January 7, 2022
Korean telecoms group KT has built a new OpenRAN test facility with plenty of help from its Japanese friends.
Also referred to as a ‘verification facility’, the new site has been created to accelerate the introduction of OpenRAN to KT’s 5G network. It uses Fujitsu’s OpenRAN 5G base station kit and called upon NTT for technical support throughout its construction. While Korea was first to the punch with 5G, Japan has established itself as a global leader when it comes to OpenRAN tech, so it makes sense for KT to tap into that expertise.
No East Asian collaboration is complete without a memorandum of understanding, of course. The three companies signed one collectively committing them to the development of software-defined virtualized RAN (vRAN) and RAN Intelligent Controller (RIC) technology. This endeavour will apparently be done in alignment with a body called the 5G Open RAN Ecosystem.
This move would appear to formalise a broader collaboration across the Sea of Japan over OpenRAN. According to the press release, KT reckons ‘the introduction of multi-vendor Open RAN [will] reduce equipment procurement and construction costs and [will] achieve flexible network construction capabilities.’ That’s what the brochure says, but opinion remains divided over whether the introduction of more vendors will necessarily lower RAN prices.

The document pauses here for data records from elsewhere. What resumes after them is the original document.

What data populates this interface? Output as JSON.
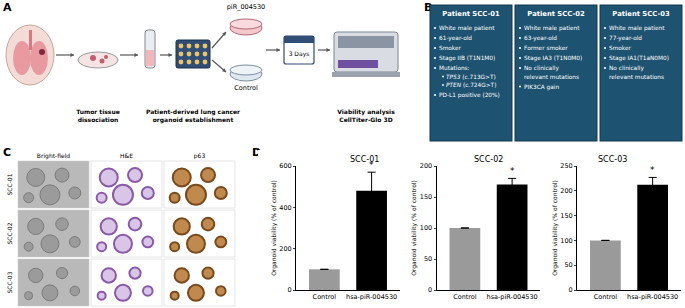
{
  "panel_labels": [
    "A",
    "B",
    "C",
    "D"
  ],
  "workflow": {
    "treatment": "piR_004530",
    "control": "Control",
    "duration": "3 Days",
    "steps": [
      {
        "lines": [
          "Tumor tissue",
          "dissociation"
        ]
      },
      {
        "lines": [
          "Patient-derived lung cancer",
          "organoid establishment"
        ]
      },
      {
        "lines": [
          "Viability analysis",
          "CellTiter-Glo 3D"
        ]
      }
    ]
  },
  "patients": [
    {
      "title": "Patient SCC-01",
      "items": [
        "White male patient",
        "61-year-old",
        "Smoker",
        "Stage IIB (T1N1M0)",
        {
          "text": "Mutations:",
          "sub": [
            {
              "gene": "TP53",
              "detail": " (c.713G>T)"
            },
            {
              "gene": "PTEN",
              "detail": " (c.724G>T)"
            }
          ]
        },
        "PD-L1 positive (20%)"
      ]
    },
    {
      "title": "Patient SCC-02",
      "items": [
        "White male patient",
        "63-year-old",
        "Former smoker",
        "Stage IA3 (T1N0M0)",
        "No clinically relevant mutations",
        "PIK3CA gain"
      ]
    },
    {
      "title": "Patient SCC-03",
      "items": [
        "White male patient",
        "77-year-old",
        "Smoker",
        "Stage IA1(T1aN0M0)",
        "No clinically relevant mutations"
      ]
    }
  ],
  "histology": {
    "columns": [
      "Bright-field",
      "H&E",
      "p63"
    ],
    "rows": [
      "SCC-01",
      "SCC-02",
      "SCC-03"
    ]
  },
  "chart_data": [
    {
      "type": "bar",
      "title": "SCC-01",
      "categories": [
        "Control",
        "hsa-piR-004530"
      ],
      "values": [
        100,
        480
      ],
      "errors": [
        null,
        90
      ],
      "colors": [
        "#9a9a9a",
        "#000000"
      ],
      "ylabel": "Organoid viability (% of control)",
      "ylim": [
        0,
        600
      ],
      "yticks": [
        0,
        200,
        400,
        600
      ],
      "grid": false,
      "annotations": [
        {
          "category": "hsa-piR-004530",
          "text": "*"
        }
      ]
    },
    {
      "type": "bar",
      "title": "SCC-02",
      "categories": [
        "Control",
        "hsa-piR-004530"
      ],
      "values": [
        100,
        170
      ],
      "errors": [
        null,
        10
      ],
      "colors": [
        "#9a9a9a",
        "#000000"
      ],
      "ylabel": "Organoid viability (% of control)",
      "ylim": [
        0,
        200
      ],
      "yticks": [
        0,
        50,
        100,
        150,
        200
      ],
      "grid": false,
      "annotations": [
        {
          "category": "hsa-piR-004530",
          "text": "*"
        }
      ]
    },
    {
      "type": "bar",
      "title": "SCC-03",
      "categories": [
        "Control",
        "hsa-piR-004530"
      ],
      "values": [
        100,
        212
      ],
      "errors": [
        null,
        15
      ],
      "colors": [
        "#9a9a9a",
        "#000000"
      ],
      "ylabel": "Organoid viability (% of control)",
      "ylim": [
        0,
        250
      ],
      "yticks": [
        0,
        50,
        100,
        150,
        200,
        250
      ],
      "grid": false,
      "annotations": [
        {
          "category": "hsa-piR-004530",
          "text": "*"
        }
      ]
    }
  ]
}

Will KT now be in any way compelled to use Fujitsu base station kit? If so, where’s the competition? There are also plenty of competitive bottlenecks among component suppliers, such as chips, which need to be resolved before the ‘open’ utopia can be achieved. The standards/specification process for OpenRAN also seems to be somewhat fragmented at this stage, which also needs sorting. Having said all that, collaborations such as this will probably be important contributions to the collective wisdom on the matter.